High Energy Theory Seminar

We review the double line notation for the Feynman diagram expansion of N by N matrix models. In the ‘t Hooft large N limit only the planar diagrams survive, and the dual graphs may be thought of as discretized random surfaces. We proceed to theories where the dynamical degrees of freedom are rank-3 tensors with distinguishable indices, each of which takes N values. Their Feynman diagrams may be drawn using colored triple lines (red, blue, green), while the dual graphs are made out of tetrahedra glued along their triangular faces. As shown by Gurau, Rivasseau and others, such theories possess a special solvable large N limit dominated by the “melon” diagrams.

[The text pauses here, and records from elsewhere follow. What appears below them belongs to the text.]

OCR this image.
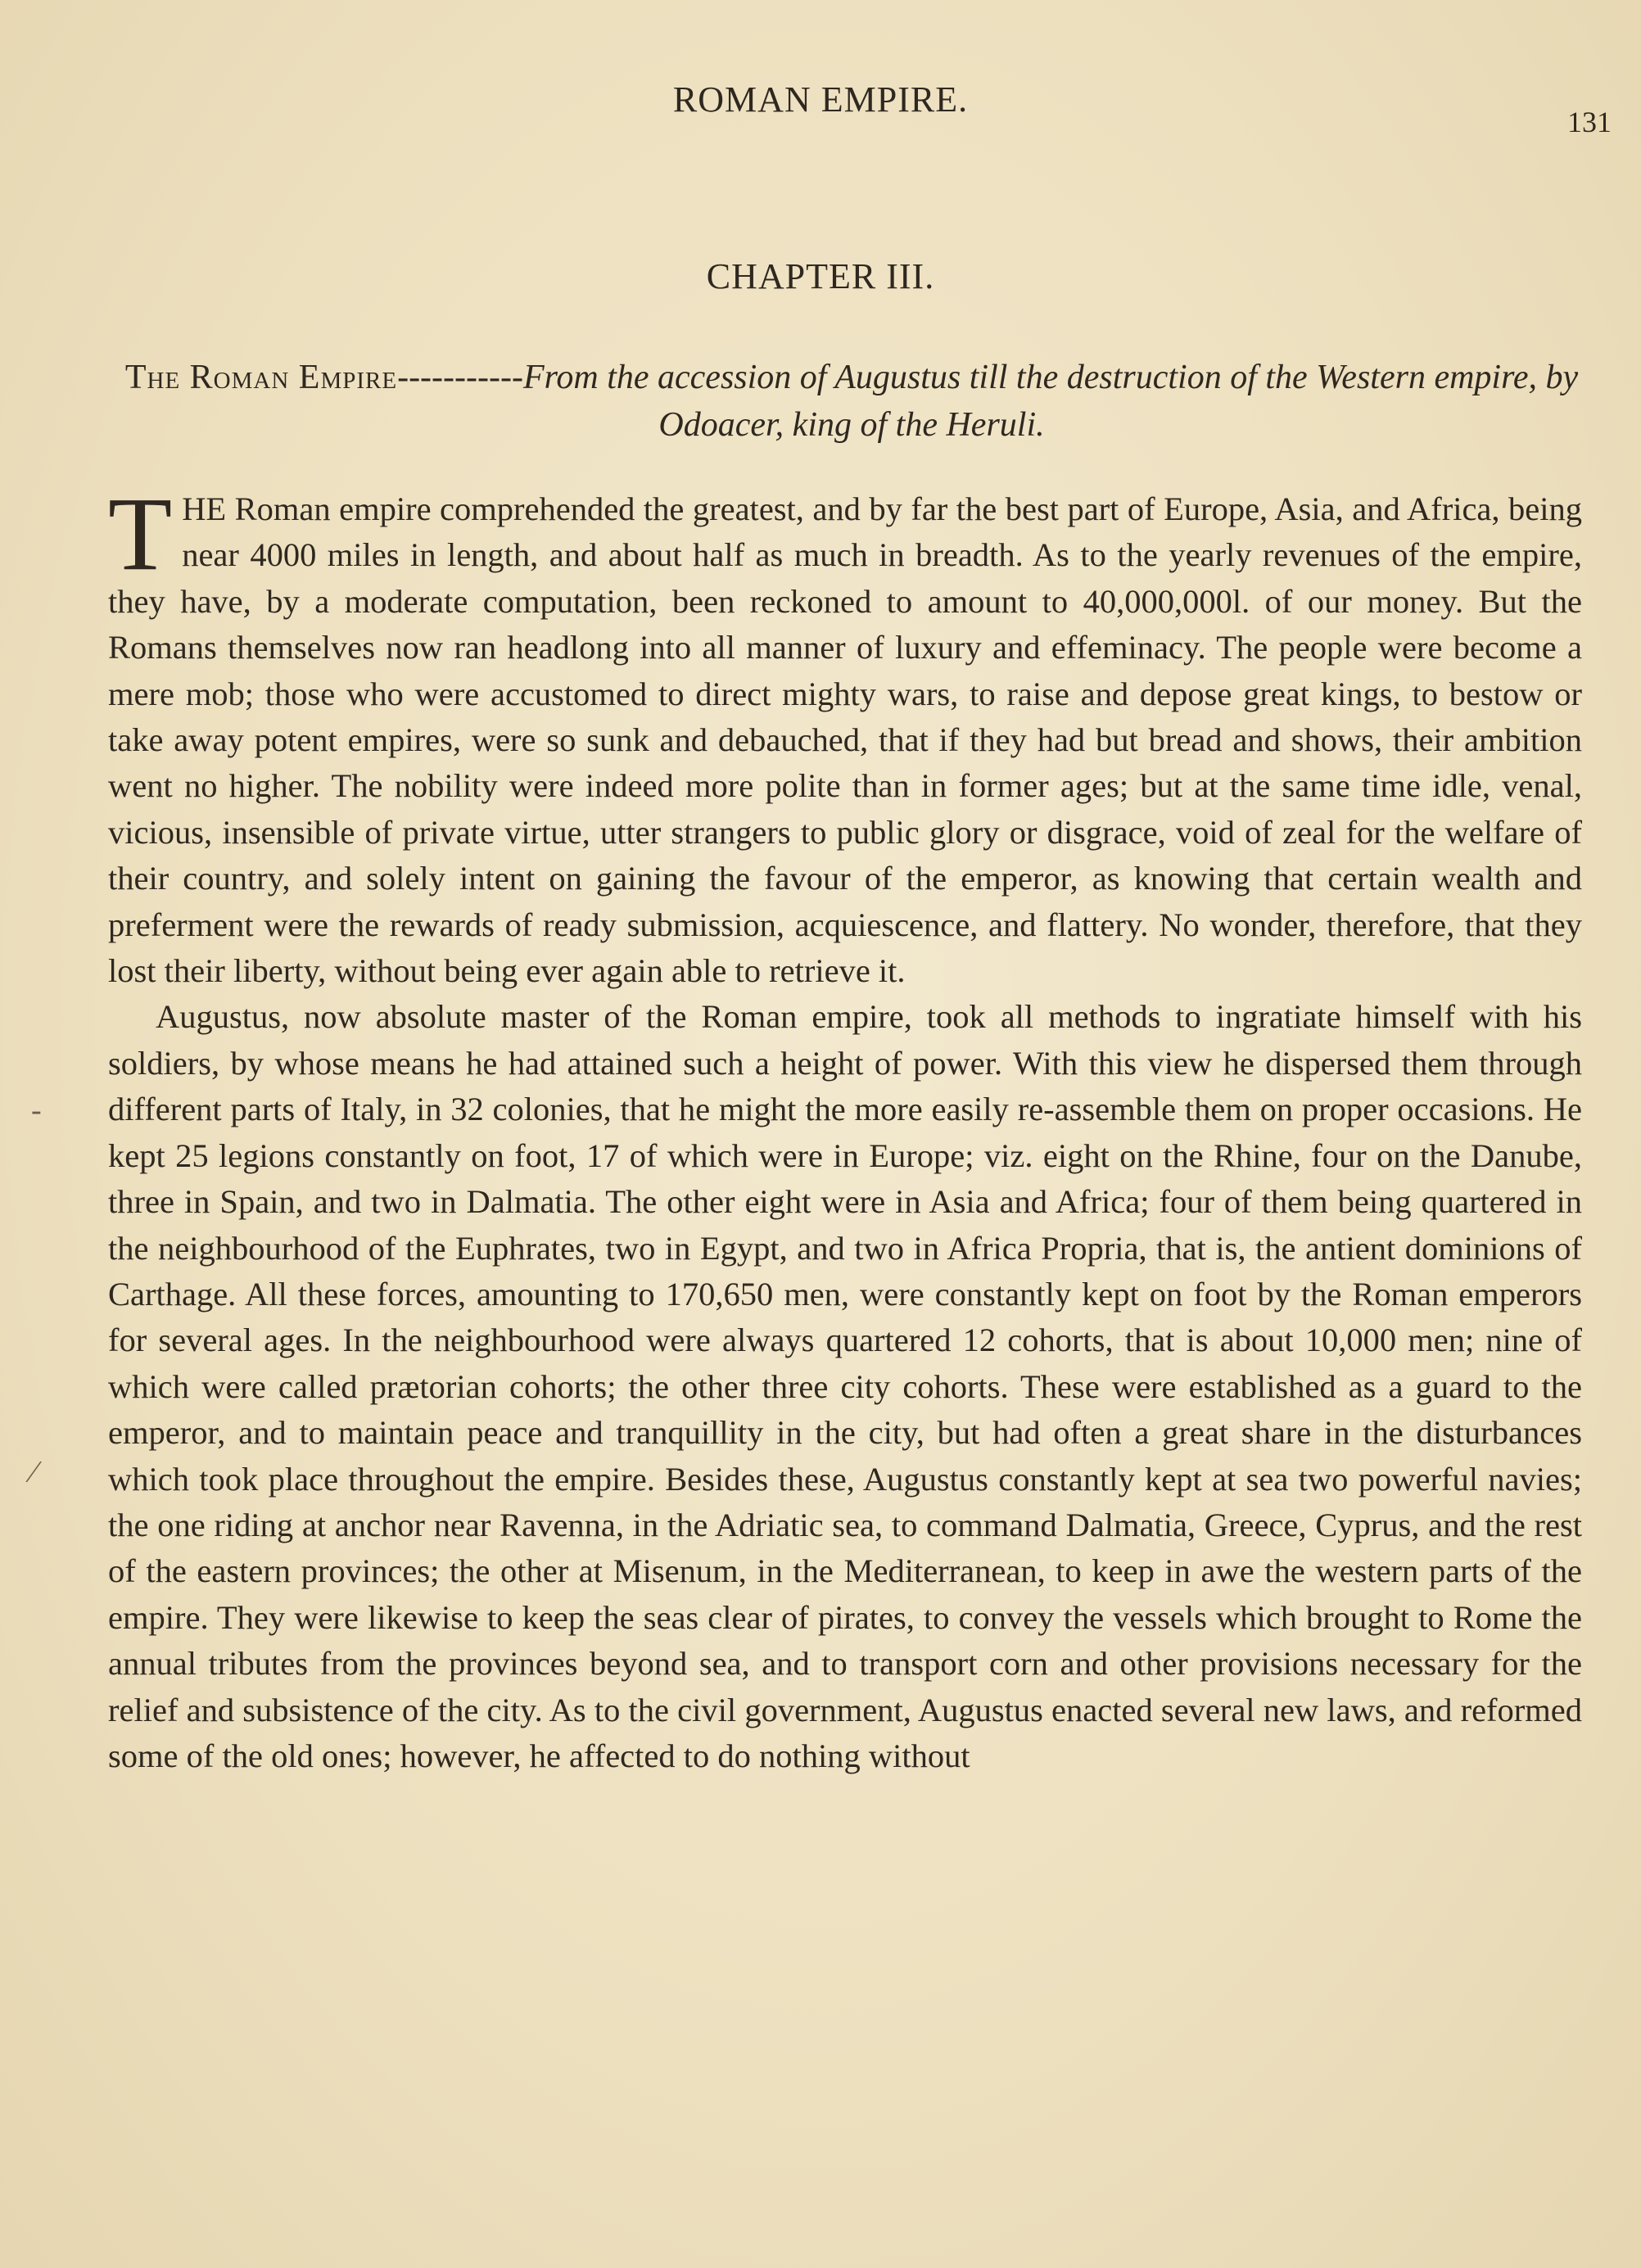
ROMAN EMPIRE.
131
CHAPTER III.
The Roman Empire-----------From the accession of Augustus till the destruction of the Western empire, by Odoacer, king of the Heruli.

THE Roman empire comprehended the greatest, and by far the best part of Europe, Asia, and Africa, being near 4000 miles in length, and about half as much in breadth. As to the yearly revenues of the empire, they have, by a moderate computation, been reckoned to amount to 40,000,000l. of our money. But the Romans themselves now ran headlong into all manner of luxury and effeminacy. The people were become a mere mob; those who were accustomed to direct mighty wars, to raise and depose great kings, to bestow or take away potent empires, were so sunk and debauched, that if they had but bread and shows, their ambition went no higher. The nobility were indeed more polite than in former ages; but at the same time idle, venal, vicious, insensible of private virtue, utter strangers to public glory or disgrace, void of zeal for the welfare of their country, and solely intent on gaining the favour of the emperor, as knowing that certain wealth and preferment were the rewards of ready submission, acquiescence, and flattery. No wonder, therefore, that they lost their liberty, without being ever again able to retrieve it.

Augustus, now absolute master of the Roman empire, took all methods to ingratiate himself with his soldiers, by whose means he had attained such a height of power. With this view he dispersed them through different parts of Italy, in 32 colonies, that he might the more easily re-assemble them on proper occasions. He kept 25 legions constantly on foot, 17 of which were in Europe; viz. eight on the Rhine, four on the Danube, three in Spain, and two in Dalmatia. The other eight were in Asia and Africa; four of them being quartered in the neighbourhood of the Euphrates, two in Egypt, and two in Africa Propria, that is, the antient dominions of Carthage. All these forces, amounting to 170,650 men, were constantly kept on foot by the Roman emperors for several ages. In the neighbourhood were always quartered 12 cohorts, that is about 10,000 men; nine of which were called prætorian cohorts; the other three city cohorts. These were established as a guard to the emperor, and to maintain peace and tranquillity in the city, but had often a great share in the disturbances which took place throughout the empire. Besides these, Augustus constantly kept at sea two powerful navies; the one riding at anchor near Ravenna, in the Adriatic sea, to command Dalmatia, Greece, Cyprus, and the rest of the eastern provinces; the other at Misenum, in the Mediterranean, to keep in awe the western parts of the empire. They were likewise to keep the seas clear of pirates, to convey the vessels which brought to Rome the annual tributes from the provinces beyond sea, and to transport corn and other provisions necessary for the relief and subsistence of the city. As to the civil government, Augustus enacted several new laws, and reformed some of the old ones; however, he affected to do nothing without

-
⁄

Following Witten’s work we discuss quantum mechanical models of fermionic rank-3 tensors and their similarity with the Sachdev-Ye-Kitaev disordered model. We then use the large N Schwinger-Dyson equations to study the conformal dimensions of certain composite operators. Gauging the global symmetry in the quantum mechanical models removes the non-singlet states; therefore, one can search for their well-defined gravity duals. We note that the models possess a vast number of gauge-invariant operators involving higher powers of the tensor field. Finally, we discuss similar models of a commuting rank-3 tensor in dimension d. While the quartic interaction is not positive definite, we study the large N Schwinger-Dyson equations and show that their solution is consistent with conformal invariance.